3.2.2 Bijbehorende bouwwerken
Bijbehorende bouwwerken zijn uitsluitend toegestaan ten behoeve van de bedrijfswoning, ter plaatse van de aaduiding 'bijgebouwen' met een oppervlak van maximaal 50 m2 en een goot- en bouwhoogte van respectievelijk 3,2 meter en 6 meter.
3.2.3 Bouwwerken, geen gebouwen zijnde
De bouwhoogte van bouwwerken, geen gebouw zijnde, mag maximaal 3 meter bedragen, met uitzondering van terrein- en erfafscheidingen welke maximaal 2 meter mogen bedragen en (licht)masten tot een hoogte van 6 meter.
3.3 Specifieke gebruiksregels
Voor de uitoefening van beroepen en bedrijven aan huis zoals genoemd in artikel 3 lid 1b, gelden de volgende regels:
-
De woonfunctie zal in overwegende mate behouden moeten blijven, met dien verstande dat uitsluitend minder dan 1/3 van het woonoppervlak, met een maximum van 100 m2, met inbegrip van de maximaal te realiseren aangebouwde bijbehorende bouwwerken, gebruikt mag worden;
-
Het gebruik mag niet plaatsvinden in een vrijstaand bijbehorend bouwwerk, met uitzondering van kleinschalige kinderopvang;
-
Detailhandel is niet toegestaan.

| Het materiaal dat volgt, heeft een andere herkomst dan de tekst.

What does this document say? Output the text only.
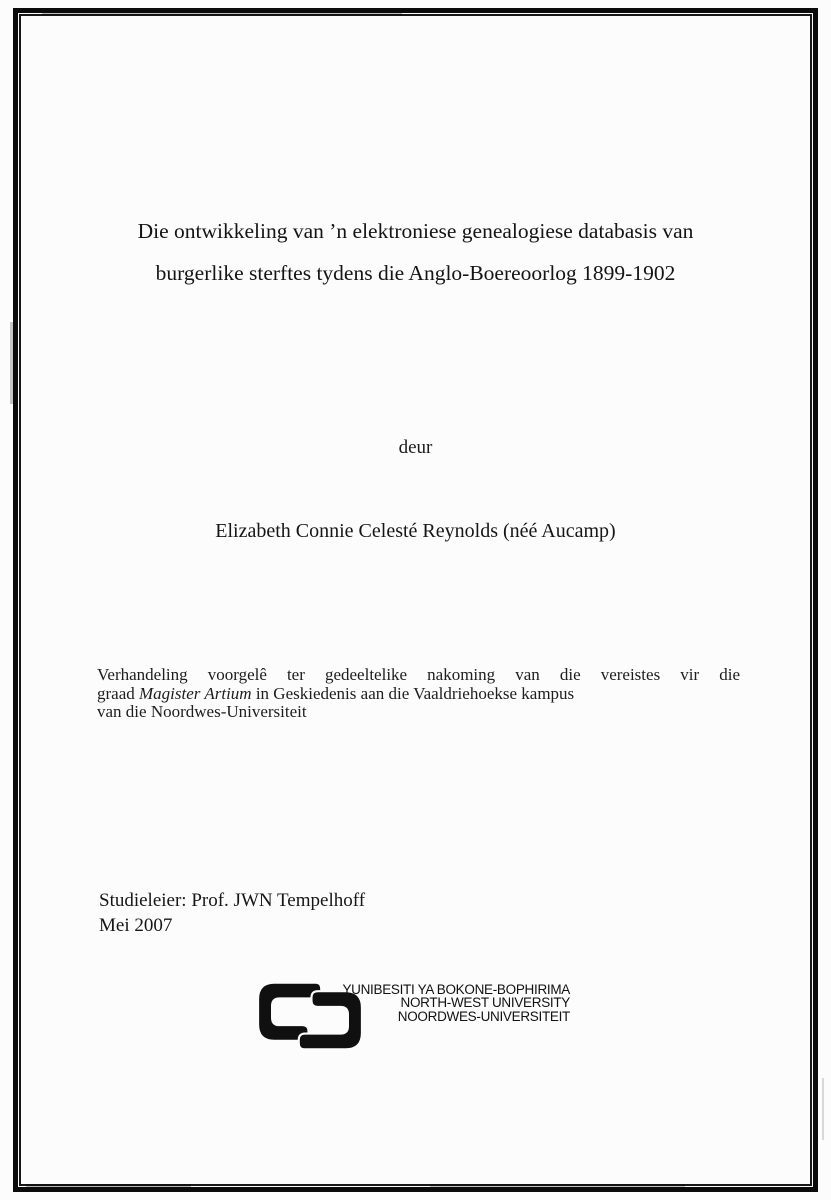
Die ontwikkeling van ’n elektroniese genealogiese databasis van
burgerlike sterftes tydens die Anglo-Boereoorlog 1899-1902
deur
Elizabeth Connie Celesté Reynolds (néé Aucamp)
Verhandeling voorgelê ter gedeeltelike nakoming van die vereistes vir die
graad Magister Artium in Geskiedenis aan die Vaaldriehoekse kampus
van die Noordwes-Universiteit
Studieleier: Prof. JWN Tempelhoff
Mei 2007
YUNIBESITI YA BOKONE-BOPHIRIMA
NORTH-WEST UNIVERSITY
NOORDWES-UNIVERSITEIT
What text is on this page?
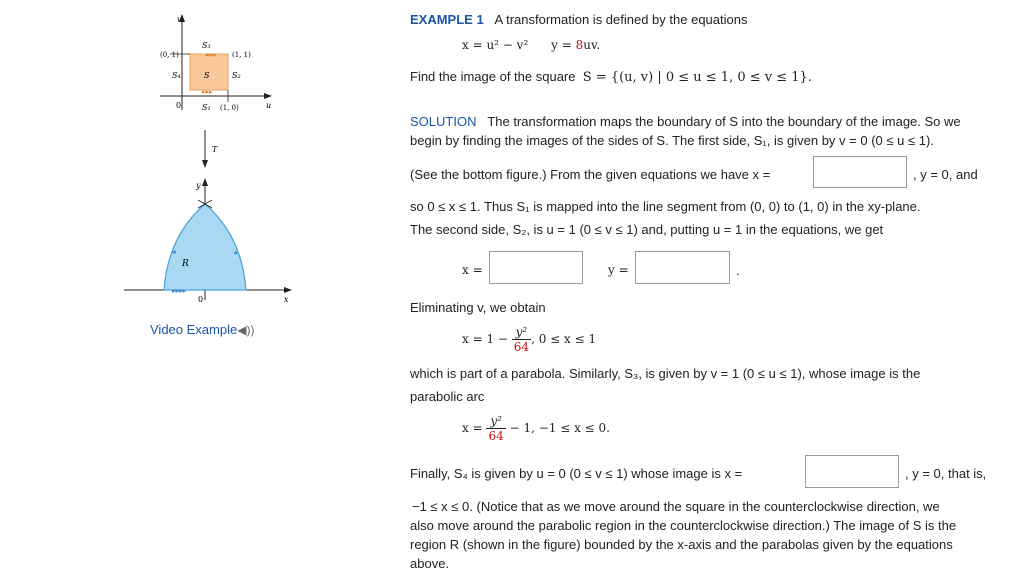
◂◂◂
▸▸▸
v
u
0
(0, 1)	(1, 1)
(1, 0)
S₃
S₄	S	S₂
S₁
T
◂	▴
▸▸▸▸
y
x
0
R
Video Example◀))
EXAMPLE 1 A transformation is defined by the equations
x = u² − v² y = 8uv.
Find the image of the square S = {(u, v) | 0 ≤ u ≤ 1, 0 ≤ v ≤ 1}.
SOLUTION The transformation maps the boundary of S into the boundary of the image. So we
begin by finding the images of the sides of S. The first side, S₁, is given by v = 0 (0 ≤ u ≤ 1).
(See the bottom figure.) From the given equations we have x =	, y = 0, and
so 0 ≤ x ≤ 1. Thus S₁ is mapped into the line segment from (0, 0) to (1, 0) in the xy-plane.
The second side, S₂, is u = 1 (0 ≤ v ≤ 1) and, putting u = 1 in the equations, we get
x =	y =	.
Eliminating v, we obtain
$x = 1 - \frac{\text{y²}}{64}$ , 0 ≤ x ≤ 1
which is part of a parabola. Similarly, S₃, is given by v = 1 (0 ≤ u ≤ 1), whose image is the
parabolic arc
$x = \frac{\text{y²}}{64} - 1$, −1 ≤ x ≤ 0.
Finally, S₄ is given by u = 0 (0 ≤ v ≤ 1) whose image is x =	, y = 0, that is,
−1 ≤ x ≤ 0. (Notice that as we move around the square in the counterclockwise direction, we
also move around the parabolic region in the counterclockwise direction.) The image of S is the
region R (shown in the figure) bounded by the x-axis and the parabolas given by the equations
above.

Webwinkels zijn toegestaan waarbij een maximum van 20 m2 geldt voor opslag en distributie van de te verhandelen goederen. De te verhandelen goederen mogen niet ter plaatse worden afgehaald. Verkoop van behandeling gerelateerde producten gelijktijdig bij de behandeling is wel toegestaan;
-
Het gebruik mag geen nadelige invloed hebben op de normale afwikkeling van het verkeer en mag geen onevenredige toename van de parkeerbehoefte veroorzaken;
-
De activiteit dient milieuhygiënisch inpasbaar te zijn in de woonomgeving;
-
De activiteit dient uitgeoefend te worden door één bewoner zelf en maximaal één ondersteunend personeelslid;
-
Er zijn maximaal twee beroepen en/of bedrijven aan huis toegestaan per woning;
-
Het gebruik mag geen nadelige effecten hebben op de omliggende natuurwaarden.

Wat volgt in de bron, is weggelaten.